Con el tiempo han aprendido también a crear un espacio para ellas mismas. Entre varios asentamientos esta Dar Salam (la casa de la paz) donde decenas de mujeres acuden todos los días para hacer manualidades con plástico reciclado. Rabaa Elgaidiri es la coordinadora y la maestra de todas: “Comenzamos a reciclar bolsas de plástico y las convertimos en cosas bonitas”. Bolsos, accesorios o adornos para la casa, enseña, orgullosa de lo que han conseguido. “Hay algo que no veréis y es todo lo que hemos hablado y puesto en común. Nosotras venimos aquí y nos olvidamos de la monotonía de nuestra vida y la condena del refugio”, cuenta Elgaidiri. “Tenemos mucha fuerza. Muchas mujeres están solas, perdieron familiares y a sus maridos en la guerra”.
La vida es complicada para ellas. Se enfrentan a los problemas relacionados con su condición de refugiadas, pero también al peso de las tradiciones y la religión que ya recaía sobre sus hombros.
Fuera de los asentamientos, en los barrios de Beirut la vida es mucho más precaria para las personas más vulnerables. “Fuera de los campos tienen que pagar un alquiler cuyo precio se ha disparado y con la crisis muchas personas nos piden volver a los asentamientos”, asegura el presidente de URDA Spain.

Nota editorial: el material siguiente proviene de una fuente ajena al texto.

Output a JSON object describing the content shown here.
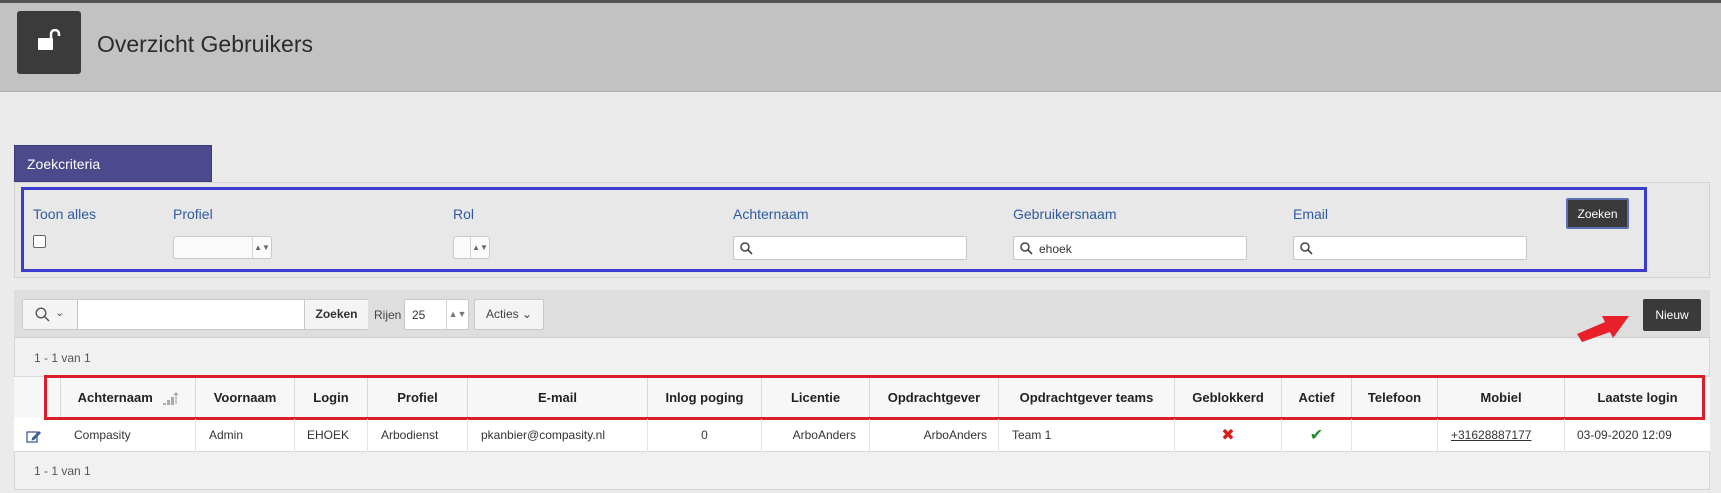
{
  "header": {
    "title": "Overzicht Gebruikers",
    "icon": "unlock-icon"
  },
  "criteria": {
    "tab_label": "Zoekcriteria",
    "toon_alles_label": "Toon alles",
    "toon_alles_checked": false,
    "profiel_label": "Profiel",
    "profiel_value": "",
    "rol_label": "Rol",
    "rol_value": "",
    "achternaam_label": "Achternaam",
    "achternaam_value": "",
    "gebruikersnaam_label": "Gebruikersnaam",
    "gebruikersnaam_value": "ehoek",
    "email_label": "Email",
    "email_value": "",
    "search_button": "Zoeken"
  },
  "toolbar": {
    "search_value": "",
    "search_button": "Zoeken",
    "rows_label": "Rijen",
    "rows_value": "25",
    "actions_label": "Acties",
    "new_button": "Nieuw"
  },
  "pagination": {
    "range_top": "1 - 1 van 1",
    "range_bottom": "1 - 1 van 1"
  },
  "table": {
    "columns": [
      "Achternaam",
      "Voornaam",
      "Login",
      "Profiel",
      "E-mail",
      "Inlog poging",
      "Licentie",
      "Opdrachtgever",
      "Opdrachtgever teams",
      "Geblokkerd",
      "Actief",
      "Telefoon",
      "Mobiel",
      "Laatste login"
    ],
    "rows": [
      {
        "achternaam": "Compasity",
        "voornaam": "Admin",
        "login": "EHOEK",
        "profiel": "Arbodienst",
        "email": "pkanbier@compasity.nl",
        "inlog_poging": "0",
        "licentie": "ArboAnders",
        "opdrachtgever": "ArboAnders",
        "opdrachtgever_teams": "Team 1",
        "geblokkerd_icon": "cross-icon",
        "actief_icon": "check-icon",
        "telefoon": "",
        "mobiel": "+31628887177",
        "laatste_login": "03-09-2020 12:09"
      }
    ]
  },
  "colors": {
    "header_bg": "#c2c2c2",
    "tab_bg": "#4c4a8c",
    "label_blue": "#2f5a9e",
    "criteria_highlight": "#3b3bd0",
    "table_highlight": "#d9202a",
    "button_dark": "#3a3a3a"
  }
}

Según los datos de la ONU, el 80% de los libaneses viven por debajo del umbral de la pobreza. El aumento de la pobreza en la población local ha provocado el aumento de los ataques contra quiénes llegan buscando un lugar seguro, las personas refugiadas.
“El peor enemigo que puede encontrar una causa humanitaria es el olvido” concluye Abou Hoch. “Como han pasado diez años dejaremos de importar”, coincide Geyda. Porque diez años son muchos y nada a la vez. La vida se ha detenido, sigue en espera y no avanza.